Yup Frogger, provided we don’t talk ourselves into the mother of all recessions, there are a couple of things working in Ford’s, Holden’s and Toyota’s favour at the moment - a flat Oz dollar and a sky-high yen among them.

With more interest rate cuts in prospect, we can expect more falls in the AUD ahead. Competitively, one of our looming problems is Thailand, with a rapidly growing vehicle manufacturing sector and a free trade agreement in place with Australia. Aside from all the utes Thailand makes, Toyota has been ramping up Camry production there.

But, depending upon how you read the pendulum at the moment, don’t be surprised to see Australian car buyers shifting back to ‘established’ brands and models in the year ahead.

The Insider

I don’t know about buyers returning to established and well known brands. Maybe, maybe not. It takes one heck of a shock to jump buying habits out of well worn grooves. Remember the V8? Finding the beloved family ’six’ has plunged in value faster than the Aussie dollar and costs an arm and leg to refuel MAY produce some unpredictable outcomes.
Here are some indicators: Bicycle sales are rising rapidly, electic bikes & scooters are here, two car families in one or no job circumstances mean unloading and losing big time, baby boomer nest eggs have been wiped out- no more buying the big SUV for the retirement trip, despite oil being the cheapest in years petrol prices edge upwards and upwards.
I haven’t listed all of the ones I’ve noticed but there are lots of signs things may well change for good (or bad if you are a car dealer).
The age of the blind cashed up consumer being served up throw away metal, fuel sucking clangers is cactus. Whats interesting will be what comes next. A hydrogen utopia is a long way off. Perhaps you could give us a your thoughts on stepping stone technologies we will see.

Yup Jasper, good comments. It will really be a matter of ‘wait and see’ on where the model mix in the carpark is heading.

My observation is that despite the cycles and the movement in the pendulum on buying habits, things never go all the way back to where they were (and I think that’s part of your point).

In the first oil-shock of the seventies, sales of big cars and V8s all-but dried up overnight. Soon after that was when Holden put the Starfire four cylinder into a Commodore. (It was a deeply craptacular car.)

But when petrol prices settled again and people came back in numbers to full-size cars, they never came all the way back… and thus began the trend to mid-sized cars captured then by the very successful Sigma (and later lost with the Magna).

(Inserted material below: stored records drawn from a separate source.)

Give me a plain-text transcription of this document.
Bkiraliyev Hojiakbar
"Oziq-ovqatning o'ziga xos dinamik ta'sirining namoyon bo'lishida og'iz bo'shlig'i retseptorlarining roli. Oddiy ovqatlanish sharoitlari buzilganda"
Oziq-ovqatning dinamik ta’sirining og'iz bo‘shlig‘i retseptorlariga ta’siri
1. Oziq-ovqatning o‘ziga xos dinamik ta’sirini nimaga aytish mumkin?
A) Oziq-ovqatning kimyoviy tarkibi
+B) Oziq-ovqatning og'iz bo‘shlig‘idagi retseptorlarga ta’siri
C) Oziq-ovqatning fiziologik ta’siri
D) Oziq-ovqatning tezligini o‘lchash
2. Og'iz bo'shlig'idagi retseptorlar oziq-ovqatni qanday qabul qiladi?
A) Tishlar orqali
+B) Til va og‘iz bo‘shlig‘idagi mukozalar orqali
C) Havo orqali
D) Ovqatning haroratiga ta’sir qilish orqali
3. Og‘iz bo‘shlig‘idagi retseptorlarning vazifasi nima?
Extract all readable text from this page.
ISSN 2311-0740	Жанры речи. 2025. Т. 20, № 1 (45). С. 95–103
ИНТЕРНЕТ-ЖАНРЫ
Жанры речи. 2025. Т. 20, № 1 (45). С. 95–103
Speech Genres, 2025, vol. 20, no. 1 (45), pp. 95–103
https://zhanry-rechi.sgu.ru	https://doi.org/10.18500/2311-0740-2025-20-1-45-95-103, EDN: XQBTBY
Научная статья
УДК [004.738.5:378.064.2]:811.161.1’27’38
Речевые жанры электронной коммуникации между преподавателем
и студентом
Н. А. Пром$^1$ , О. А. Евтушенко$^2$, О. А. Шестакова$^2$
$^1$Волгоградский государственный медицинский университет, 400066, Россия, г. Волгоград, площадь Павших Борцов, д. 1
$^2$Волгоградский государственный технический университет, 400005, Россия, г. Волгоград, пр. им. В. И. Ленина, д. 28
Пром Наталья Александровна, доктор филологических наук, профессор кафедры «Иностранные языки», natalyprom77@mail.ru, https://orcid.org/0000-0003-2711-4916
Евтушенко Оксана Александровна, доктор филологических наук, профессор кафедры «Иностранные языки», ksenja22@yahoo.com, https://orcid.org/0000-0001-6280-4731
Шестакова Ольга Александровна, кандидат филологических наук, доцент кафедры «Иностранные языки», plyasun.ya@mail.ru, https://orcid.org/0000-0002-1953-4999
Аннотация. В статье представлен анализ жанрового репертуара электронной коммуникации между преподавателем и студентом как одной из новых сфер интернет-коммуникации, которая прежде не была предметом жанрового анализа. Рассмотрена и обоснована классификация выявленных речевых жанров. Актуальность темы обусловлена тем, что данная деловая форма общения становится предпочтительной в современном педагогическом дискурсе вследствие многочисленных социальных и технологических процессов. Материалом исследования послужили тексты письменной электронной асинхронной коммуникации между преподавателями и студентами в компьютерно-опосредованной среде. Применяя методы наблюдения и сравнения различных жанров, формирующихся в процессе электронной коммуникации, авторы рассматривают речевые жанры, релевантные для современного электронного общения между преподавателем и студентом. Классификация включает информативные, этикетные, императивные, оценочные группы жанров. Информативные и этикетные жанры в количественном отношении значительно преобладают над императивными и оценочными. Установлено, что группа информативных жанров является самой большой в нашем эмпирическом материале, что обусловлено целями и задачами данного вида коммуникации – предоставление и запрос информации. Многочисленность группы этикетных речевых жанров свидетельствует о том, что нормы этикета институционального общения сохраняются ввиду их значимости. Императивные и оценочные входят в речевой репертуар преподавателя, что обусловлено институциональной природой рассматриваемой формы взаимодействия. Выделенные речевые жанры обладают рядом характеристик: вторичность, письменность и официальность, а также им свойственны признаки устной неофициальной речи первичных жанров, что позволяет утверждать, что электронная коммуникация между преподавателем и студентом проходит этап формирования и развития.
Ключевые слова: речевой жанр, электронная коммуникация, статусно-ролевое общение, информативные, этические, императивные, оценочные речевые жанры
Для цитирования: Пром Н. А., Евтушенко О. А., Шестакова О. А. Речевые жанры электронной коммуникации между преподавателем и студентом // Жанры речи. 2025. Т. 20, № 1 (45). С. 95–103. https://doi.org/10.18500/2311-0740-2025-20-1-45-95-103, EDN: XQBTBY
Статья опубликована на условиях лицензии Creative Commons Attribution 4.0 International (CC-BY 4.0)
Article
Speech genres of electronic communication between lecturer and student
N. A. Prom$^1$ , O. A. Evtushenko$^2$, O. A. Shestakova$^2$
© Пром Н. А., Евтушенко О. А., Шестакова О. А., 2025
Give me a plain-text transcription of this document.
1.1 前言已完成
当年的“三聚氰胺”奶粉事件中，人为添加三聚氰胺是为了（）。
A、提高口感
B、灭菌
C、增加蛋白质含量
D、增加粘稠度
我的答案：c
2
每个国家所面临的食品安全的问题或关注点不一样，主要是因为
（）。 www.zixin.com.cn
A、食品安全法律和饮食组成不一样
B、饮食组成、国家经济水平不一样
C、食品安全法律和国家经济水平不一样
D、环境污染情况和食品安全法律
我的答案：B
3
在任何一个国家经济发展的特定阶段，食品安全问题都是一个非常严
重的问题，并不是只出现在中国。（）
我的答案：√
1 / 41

The trend to scooters, bikes and motorcycles is definitely on, especially in the cities. Sales are bolting… I’d need to check, but I think they were up by over 20 percent last year, and even more the year before.

What happens with hybrids and hydrogen is anyone’s guess. But I was talking to Holden design chief Richard Ferlazzo last year and he expressed the view that hybrids were likely to be a “transitional technology”… ie. as you mentioned, a stepping stone technology to something else.

Interesting and challenging times ahead. The global glut in car production we’ve seen over the past five years (we’re talking tens of millions of unsold cars), has now come home to roost. We’ll see a few brands disappear this year. Companies will try to shore-up their core products and let the lesser, poorer performing brands go.